By the gift of Lord-chancellor Edward Thurlow, 1st Baron Thurlow he was instituted in 1792 to the rectory of Wetherden and Helmingham in Suffolk, and held these preferments until his death at Wetherden, on 3 January 1809, in his seventy-eighth year.

==Works==
The numerous works of Shepherd included, in addition to sermons and charges:

- ‘Ode to Love’ (anon.), 1756; this was afterwards reissued under the title of ‘The Philologist.’
- ‘Review of a Free Enquiry [by Soame Jenyns] into the Nature and Origin of Evil’ (anon.), 1759; 2nd ed. 1768.
- ‘Odes, Descriptive and Allegorical’ (anon.), 1761.

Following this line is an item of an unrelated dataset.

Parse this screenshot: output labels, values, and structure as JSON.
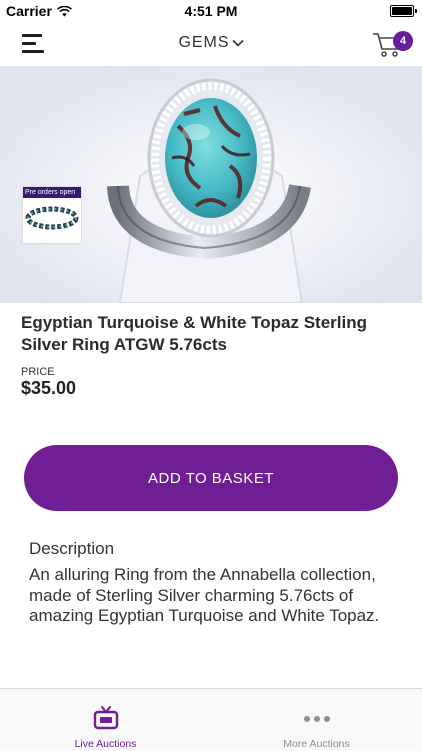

- ‘The Nuptials, a didactic Poem in three books’ (anon.), 1761.
- ‘Hector, a dramatic Poem’ (anon.), 1770. 6. ‘Bianca, a Tragedy,’ 1772 (most of the above were reprinted in ‘Miscellanies,’ 2 vols. 1776).
- ‘Reflections on Materialism, addressed to Priestley; by Philalethes Rusticans,’ 1779.
- ‘Examination of the Socinian Exposition of the Prefatory Verses of St. John's Gospel,’ 1781.
- ‘Essay on Education, in a Letter to William Jones,’ 1782.
- ‘Polyænus's Stratagems of War,’ translated from the original Greek, 1793; this had been in his desk for more than thirty years, when Lord Cornwallis advised its publication.
- ‘Notes on the Gospel and Epistles of St. John,’ 1796; new ed. 1841, edited by his son.
- ‘The new Boethius; or of the Consolation of Christianity,’ 1806.
- ‘Religious Union perfective, and the support of Civil Union’ (anon.), 1807.
- ‘No False Alarm, or a Sequel to Religious Union,’ 1808.